How on earth have we failed so miserably in dealing with sexual assault on campus?
With due process still under fire at America’s elite schools, and legislation on campus sexual assault pending in Congress, it is timely to reflect on a letter the American Council on Education’s president, Molly Broad, sent to the Senate Committee on Health, Education, Labor & Pensions last month. Therein, Broad explains the difficulties faced by campus administrators in dealing with accusations of sexual assault. She is worth quoting at length:
Conducting education and providing information is an area where college officials have vast experience. … But performing investigations and adjudicating cases is a far more difficult challenge. … Our disciplinary and grievance procedures were designed to provide appropriate resolution of institutional standards for student conduct, especially with respect to academic matters. They were never meant for misdemeanors, let alone felonies. While we take our obligations to the victims/survivors of sexual assault very seriously and are fully aware of our responsibilities with respect to sexual assaults, our on-campus disciplinary processes are not proxies for the criminal justice system, nor should they be.

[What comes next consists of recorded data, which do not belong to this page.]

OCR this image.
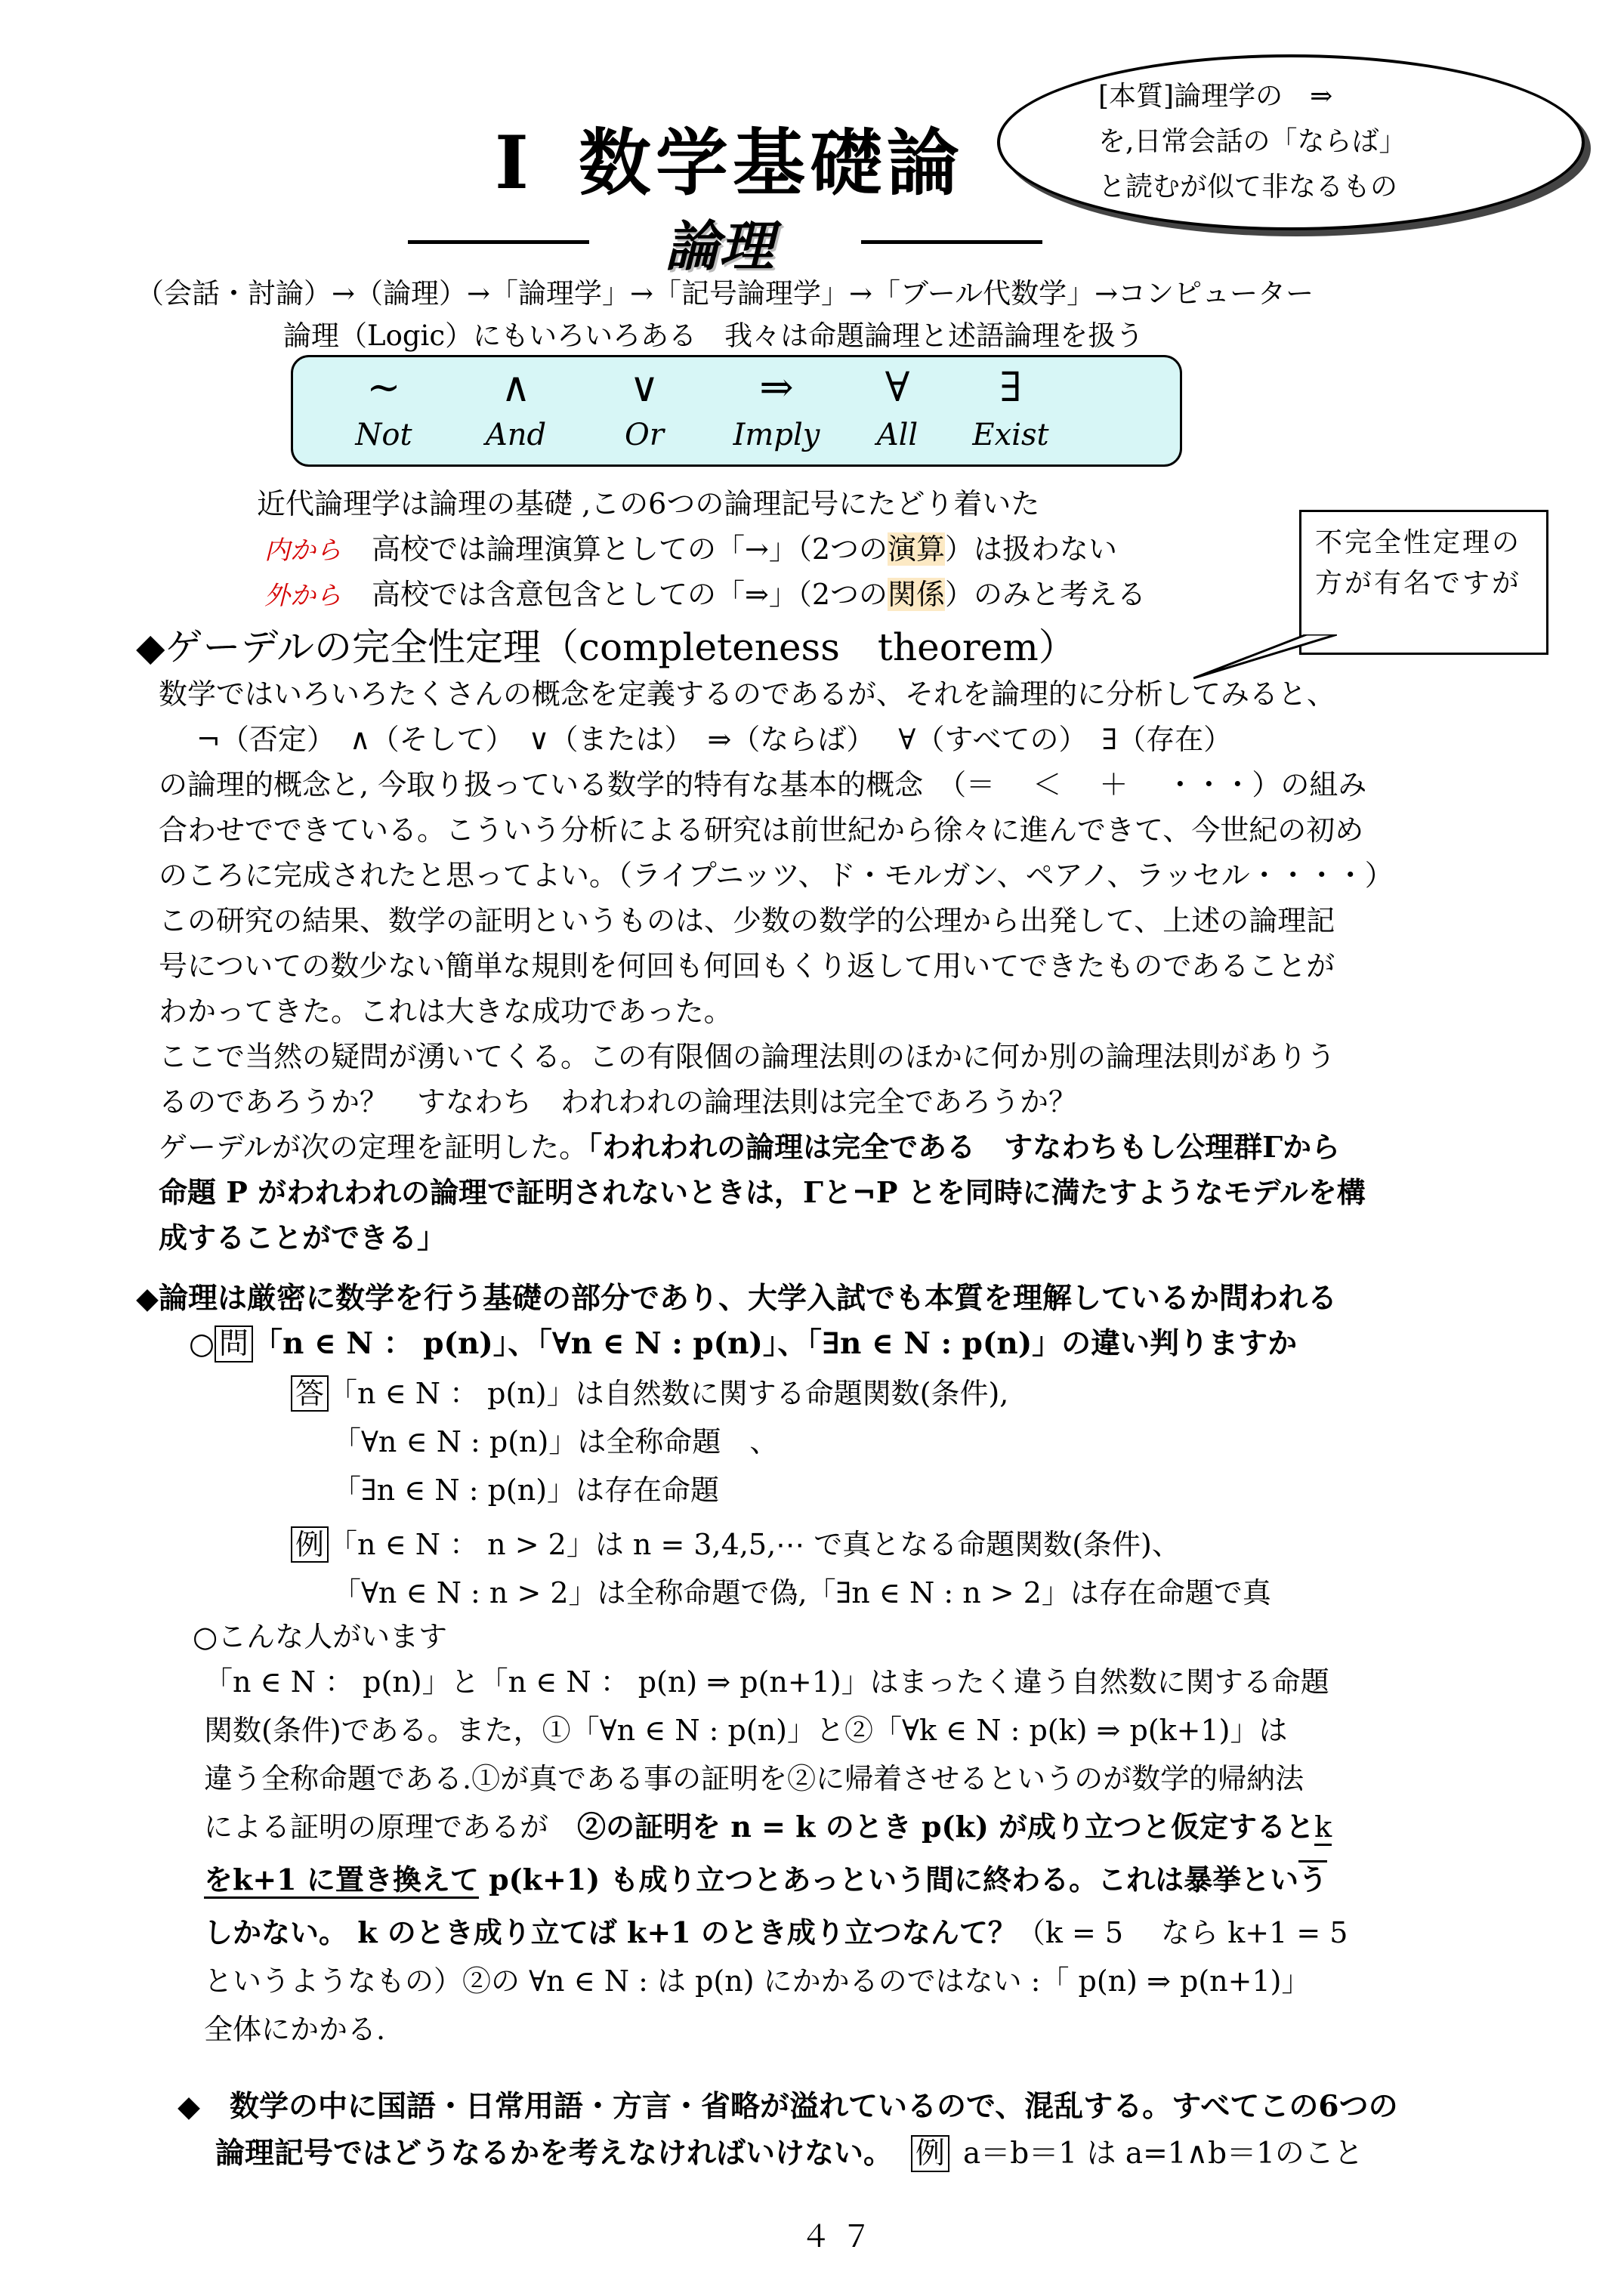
I 数学基礎論
論理
[本質]論理学の　⇒
を,日常会話の「ならば」
と読むが似て非なるもの
（会話・討論）→（論理）→「論理学」→「記号論理学」→「ブール代数学」→コンピューター
論理（Logic）にもいろいろある　我々は命題論理と述語論理を扱う
∼
Not
∧
And
∨
Or
⇒
Imply
∀
All
∃
Exist
近代論理学は論理の基礎 ,この6つの論理記号にたどり着いた
内から 高校では論理演算としての「→」（2つの演算）は扱わない
外から 高校では含意包含としての「⇒」（2つの関係）のみと考える
不完全性定理の方が有名ですが
◆ゲーデルの完全性定理（completeness　theorem）
数学ではいろいろたくさんの概念を定義するのであるが、それを論理的に分析してみると、
¬（否定）　∧（そして）　∨（または）　⇒（ならば）　 ∀（すべての）　∃（存在）
の論理的概念と, 今取り扱っている数学的特有な基本的概念　（＝　 ＜　 ＋　 ・・・）の組み
合わせでできている。こういう分析による研究は前世紀から徐々に進んできて、今世紀の初め
のころに完成されたと思ってよい。（ライプニッツ、ド・モルガン、ペアノ、ラッセル・・・・）
この研究の結果、数学の証明というものは、少数の数学的公理から出発して、上述の論理記
号についての数少ない簡単な規則を何回も何回もくり返して用いてできたものであることが
わかってきた。これは大きな成功であった。
ここで当然の疑問が湧いてくる。この有限個の論理法則のほかに何か別の論理法則がありう
るのであろうか？　すなわち　われわれの論理法則は完全であろうか？
ゲーデルが次の定理を証明した。「われわれの論理は完全である　すなわちもし公理群Γから
命題 P がわれわれの論理で証明されないときは，Γと¬P とを同時に満たすようなモデルを構
成することができる」
◆論理は厳密に数学を行う基礎の部分であり、大学入試でも本質を理解しているか問われる
○ 問 「n ∈ N ： p(n)」、「∀n ∈ N : p(n)」、「∃n ∈ N : p(n)」の違い判りますか
答 「n ∈ N ： p(n)」は自然数に関する命題関数(条件),
「∀n ∈ N : p(n)」は全称命題　、
「∃n ∈ N : p(n)」は存在命題
例 「n ∈ N ： n > 2」は n = 3,4,5,⋯ で真となる命題関数(条件)、
「∀n ∈ N : n > 2」は全称命題で偽,「∃n ∈ N : n > 2」は存在命題で真
○こんな人がいます
「n ∈ N ： p(n)」と「n ∈ N ： p(n) ⇒ p(n+1)」はまったく違う自然数に関する命題
関数(条件)である。また，①「∀n ∈ N : p(n)」と②「∀k ∈ N : p(k) ⇒ p(k+1)」は
違う全称命題である.①が真である事の証明を②に帰着させるというのが数学的帰納法
による証明の原理であるが　②の証明を n = k のとき p(k) が成り立つと仮定するとk
をk+1 に置き換えて p(k+1) も成り立つとあっという間に終わる。これは暴挙という
しかない。 k のとき成り立てば k+1 のとき成り立つなんて？（k = 5　 なら k+1 = 5
というようなもの）②の ∀n ∈ N : は p(n) にかかるのではない :「 p(n) ⇒ p(n+1)」
全体にかかる.
◆　数学の中に国語・日常用語・方言・省略が溢れているので、混乱する。すべてこの6つの
論理記号ではどうなるかを考えなければいけない。 例 a＝b＝1 は a=1∧b＝1のこと
４７
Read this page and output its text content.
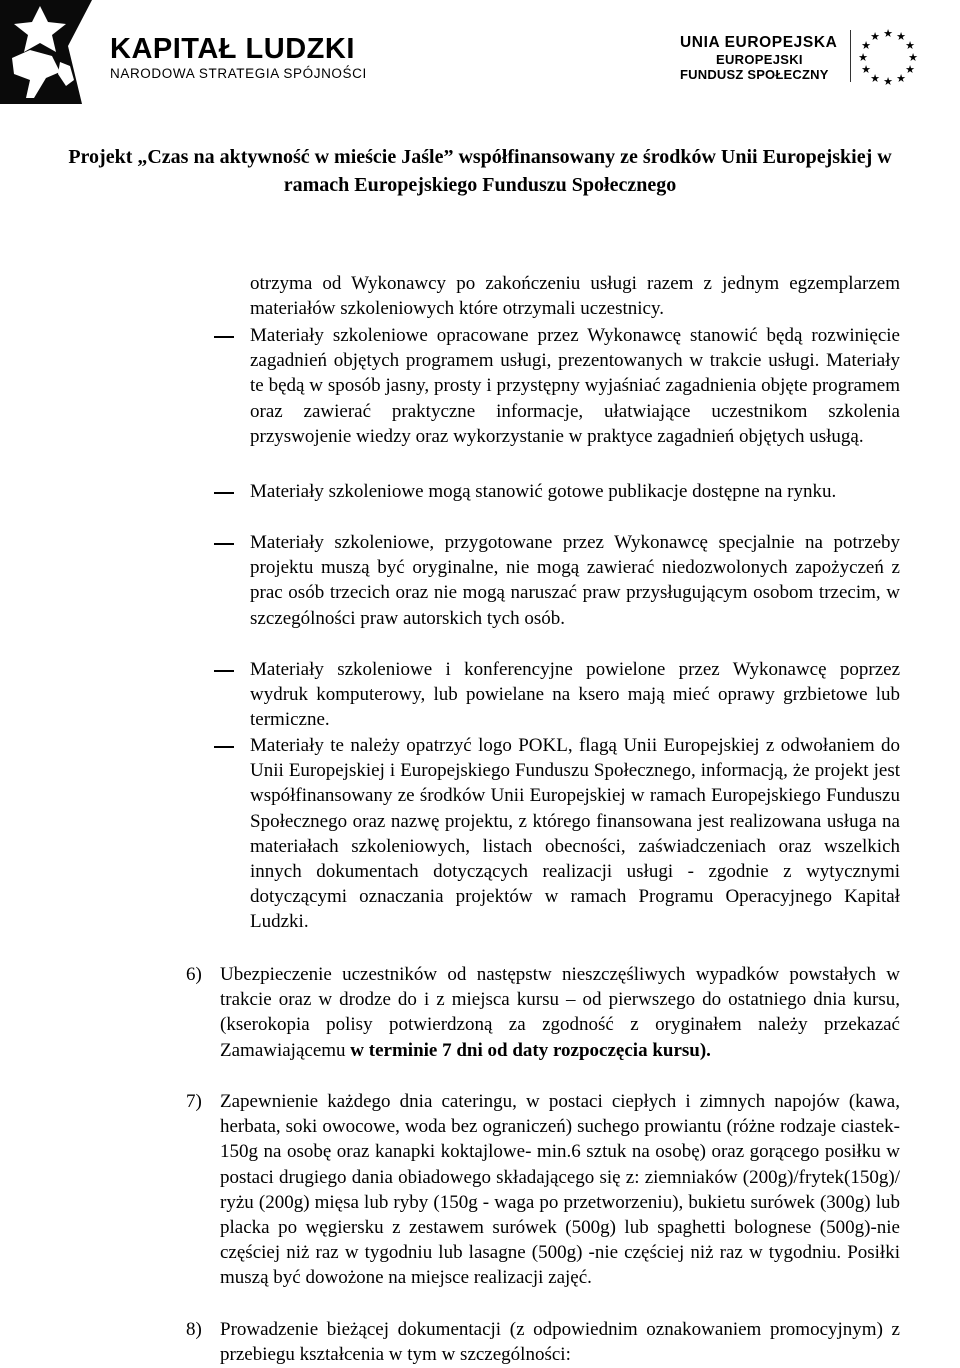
KAPITAŁ LUDZKI
NARODOWA STRATEGIA SPÓJNOŚCI
UNIA EUROPEJSKA
EUROPEJSKI
FUNDUSZ SPOŁECZNY
★ ★
★
★
★
★
★
★
★
★
★
★
Projekt „Czas na aktywność w mieście Jaśle” współfinansowany ze środków Unii Europejskiej w ramach Europejskiego Funduszu Społecznego

otrzyma od Wykonawcy po zakończeniu usługi razem z jednym egzemplarzem materiałów szkoleniowych które otrzymali uczestnicy.

Materiały szkoleniowe opracowane przez Wykonawcę stanowić będą rozwinięcie zagadnień objętych programem usługi, prezentowanych w trakcie usługi. Materiały te będą w sposób jasny, prosty i przystępny wyjaśniać zagadnienia objęte programem oraz zawierać praktyczne informacje, ułatwiające uczestnikom szkolenia przyswojenie wiedzy oraz wykorzystanie w praktyce zagadnień objętych usługą.
Materiały szkoleniowe mogą stanowić gotowe publikacje dostępne na rynku.
Materiały szkoleniowe, przygotowane przez Wykonawcę specjalnie na potrzeby projektu muszą być oryginalne, nie mogą zawierać niedozwolonych zapożyczeń z prac osób trzecich oraz nie mogą naruszać praw przysługującym osobom trzecim, w szczególności praw autorskich tych osób.
Materiały szkoleniowe i konferencyjne powielone przez Wykonawcę poprzez wydruk komputerowy, lub powielane na ksero mają mieć oprawy grzbietowe lub termiczne.
Materiały te należy opatrzyć logo POKL, flagą Unii Europejskiej z odwołaniem do Unii Europejskiej i Europejskiego Funduszu Społecznego, informacją, że projekt jest współfinansowany ze środków Unii Europejskiej w ramach Europejskiego Funduszu Społecznego oraz nazwę projektu, z którego finansowana jest realizowana usługa na materiałach szkoleniowych, listach obecności, zaświadczeniach oraz wszelkich innych dokumentach dotyczących realizacji usługi - zgodnie z wytycznymi dotyczącymi oznaczania projektów w ramach Programu Operacyjnego Kapitał Ludzki.
6) Ubezpieczenie uczestników od następstw nieszczęśliwych wypadków powstałych w trakcie oraz w drodze do i z miejsca kursu – od pierwszego do ostatniego dnia kursu, (kserokopia polisy potwierdzoną za zgodność z oryginałem należy przekazać Zamawiającemu w terminie 7 dni od daty rozpoczęcia kursu).
7) Zapewnienie każdego dnia cateringu, w postaci ciepłych i zimnych napojów (kawa, herbata, soki owocowe, woda bez ograniczeń) suchego prowiantu (różne rodzaje ciastek-150g na osobę oraz kanapki koktajlowe- min.6 sztuk na osobę) oraz gorącego posiłku w postaci drugiego dania obiadowego składającego się z: ziemniaków (200g)/frytek(150g)/ ryżu (200g) mięsa lub ryby (150g - waga po przetworzeniu), bukietu surówek (300g) lub placka po węgiersku z zestawem surówek (500g) lub spaghetti bolognese (500g)-nie częściej niż raz w tygodniu lub lasagne (500g) -nie częściej niż raz w tygodniu. Posiłki muszą być dowożone na miejsce realizacji zajęć.
8) Prowadzenie bieżącej dokumentacji (z odpowiednim oznakowaniem promocyjnym) z przebiegu kształcenia w tym w szczególności:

Simply put, the higher education community is not equipped to play judge, jury, and executioner in matters that require the expertise of law enforcement and judges. After all, incidents of assault are often clouded in a morass of drugs, alcohol, and spotty memories. And when the accused actually is guilty, colleges and universities lack the authority to mete out the kind of punishment a crime as serious as sexual assault deserves. No matter how you cut it, someone, whether the accused or the victim, will not see justice served.
In spite of this, the Department of Education’s Office of Civil Rights (OCR) continues to insist that campus bureaucrats deal with matters of criminal sensitivity. The OCR has led a shakedown of schools with Title IX complaints. As Broad notes in her letter, OCR guidance is often unclear and inconsistent with other federal laws. On occasion, OCR requirements have even undermined institutions’ ability to cooperate with local law enforcement! But the Obama Administration’s OCR keeps pressing on, threatening to expand its “guidance” to elementary and secondary schools.
Sexual assault is too serious an issue to be dealt with in a parallel, quasi-legal system run by college administrators who proclaim their own lack of competence in these matters. As Broad correctly points out, colleges and universities are equipped to provide education and training about sexual assault. And it would be wonderful to see schools take serious steps to provide alternatives to the reigning culture of underage drinking and parties on many campuses. But this is an opportunity for trustees, presidents, and administrators to work together and remind the OCR that colleges are educational institutions, not law enforcement agencies.
Sexual assault is a crime. Let’s treat it as one.